Según estimaciones de la Dirección General de Cultura y Educación (DGCyE) bonaerense, la matrícula del nivel inicial rondaba los 578 mil alumnos en 2024. Para 2027, el universo escolar en esta franja descenderá a 474 mil niños, una merma superior a los 100 mil estudiantes que, lejos de estabilizarse, continuará en declive hasta perforar el piso de los 450 mil alumnos en los años posteriores.

Esta contracción ocurre a pesar de los esfuerzos estatales por ampliar la cobertura escolar, especialmente en las salas de 3 y 4 años. Si bien la incorporación de sectores antes no escolarizados compensó temporalmente el fenómeno, la fuerza de la baja de nacimientos terminó por imponerse sobre el incremento de la oferta edilicia.

El escenario bonaerense es el reflejo de un cuadro generalizado. La Dirección Nacional de Población advirtió que la matrícula del país para la sala de 4 años alcanzó su pico en 2019 con más de 685 mil niños. Como consecuencia del invierno demográfico, se prevé que esa cifra se reduzca un 39% hacia 2028, cuando se ubiquen cerca de los 417 mil estudiantes a nivel nacional.
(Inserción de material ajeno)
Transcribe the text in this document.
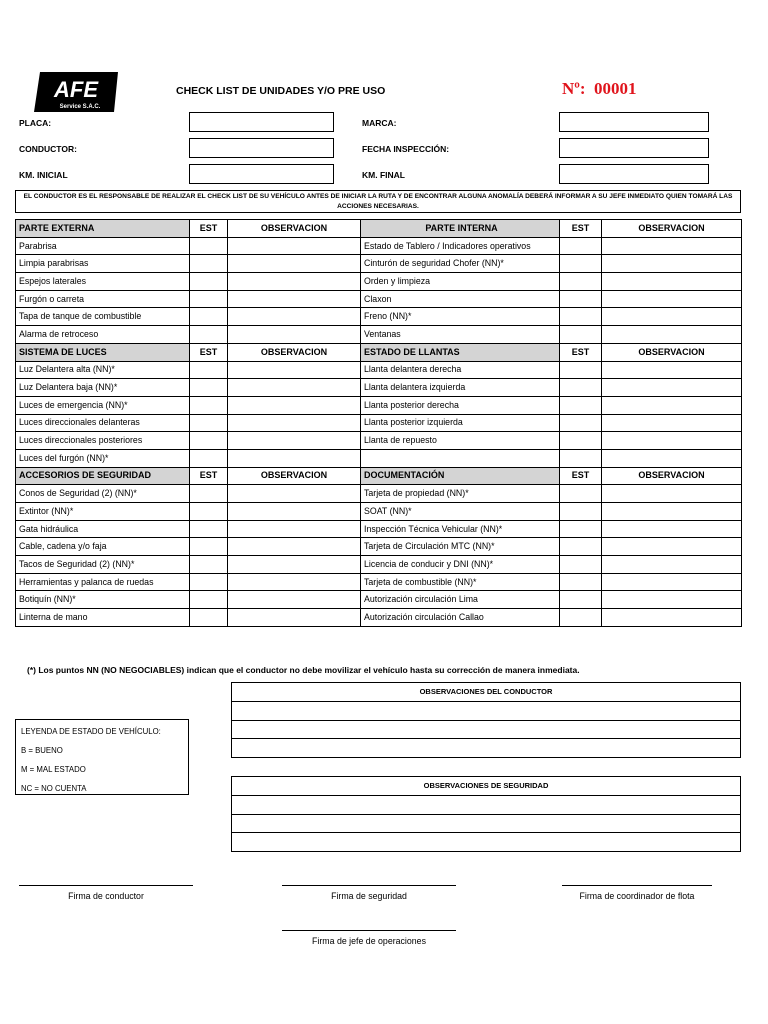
AFE
Service S.A.C.
CHECK LIST DE UNIDADES Y/O PRE USO	Nº:  00001
PLACA:	MARCA:
CONDUCTOR:	FECHA INSPECCIÓN:
KM. INICIAL	KM. FINAL
EL CONDUCTOR ES EL RESPONSABLE DE REALIZAR EL CHECK LIST DE SU VEHÍCULO ANTES DE INICIAR LA RUTA Y DE ENCONTRAR ALGUNA ANOMALÍA DEBERÁ INFORMAR A SU JEFE INMEDIATO QUIEN TOMARÁ LAS ACCIONES NECESARIAS.
PARTE EXTERNA	EST	OBSERVACION	PARTE INTERNA	EST	OBSERVACION
Parabrisa			Estado de Tablero / Indicadores operativos		
Limpia parabrisas			Cinturón de seguridad Chofer (NN)*		
Espejos laterales			Orden y limpieza		
Furgón o carreta			Claxon		
Tapa de tanque de combustible			Freno (NN)*		
Alarma de retroceso			Ventanas		
SISTEMA DE LUCES	EST	OBSERVACION	ESTADO DE LLANTAS	EST	OBSERVACION
Luz Delantera alta (NN)*			Llanta delantera derecha		
Luz Delantera baja (NN)*			Llanta delantera izquierda		
Luces de emergencia (NN)*			Llanta posterior derecha		
Luces direccionales delanteras			Llanta posterior izquierda		
Luces direccionales posteriores			Llanta de repuesto		
Luces del furgón (NN)*					
ACCESORIOS DE SEGURIDAD	EST	OBSERVACION	DOCUMENTACIÓN	EST	OBSERVACION
Conos de Seguridad (2) (NN)*			Tarjeta de propiedad (NN)*		
Extintor (NN)*			SOAT (NN)*		
Gata hidráulica			Inspección Técnica Vehicular (NN)*		
Cable, cadena y/o faja			Tarjeta de Circulación MTC (NN)*		
Tacos de Seguridad (2) (NN)*			Licencia de conducir y DNI (NN)*		
Herramientas y palanca de ruedas			Tarjeta de combustible (NN)*		
Botiquín (NN)*			Autorización circulación Lima		
Linterna de mano			Autorización circulación Callao		
(*) Los puntos NN (NO NEGOCIABLES) indican que el conductor no debe movilizar el vehículo hasta su corrección de manera inmediata.
OBSERVACIONES DEL CONDUCTOR

LEYENDA DE ESTADO DE VEHÍCULO:
B = BUENO
M = MAL ESTADO
NC = NO CUENTA	OBSERVACIONES DE SEGURIDAD

Firma de conductor	Firma de seguridad	Firma de coordinador de flota
Firma de jefe de operaciones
Un efecto dominó sobre la Primaria y la Secundaria

La marea demográfica avanzará gradualmente por el resto del trayecto escolar. La escuela primaria experimentará un descenso progresivo en la medida en que las cohortes reducidas que hoy transitan el jardín de infantes comiencen a promocionar de grado.

El nivel secundario, en cambio, muestra por ahora una dinámica inversa. Las proyecciones provinciales indican que la matrícula de la secundaria mantendrá su curva ascendente hasta 2028, cuando alcanzaría un máximo histórico de 1,75 millones de alumnos (frente a los 1,67 millones registrados en 2024). Este crecimiento responde a mejoras en la retención escolar, la ampliación de la obligatoriedad y la reducción del abandono en los últimos años.

Sin embargo, esta meseta expansiva tiene fecha de expiración. A partir de 2028, cuando las generaciones nacidas en los años de mayor caída de la natalidad alcancen la edad adolescente, la secundaria entrará en su propia fase de contracción.

Repensar el modelo educativo

El vaciamiento gradual de los cursos obligará a los gestores públicos a reformular la arquitectura escolar. La caída de la matrícula trasciende la mera presencia de menos alumnos por aula: condicionará la planificación de infraestructura, la creación de secciones, la asignación de presupuestos y la distribución territorial del personal docente.

El desafío estratégico para la administración bonaerense consistirá en reorganizar el sistema para ganar en calidad pedagógica y personalización del aprendizaje, evitando que la reestructuración derive en la pérdida de cobertura territorial o en el cierre prematuro de instituciones clave para las comunidades.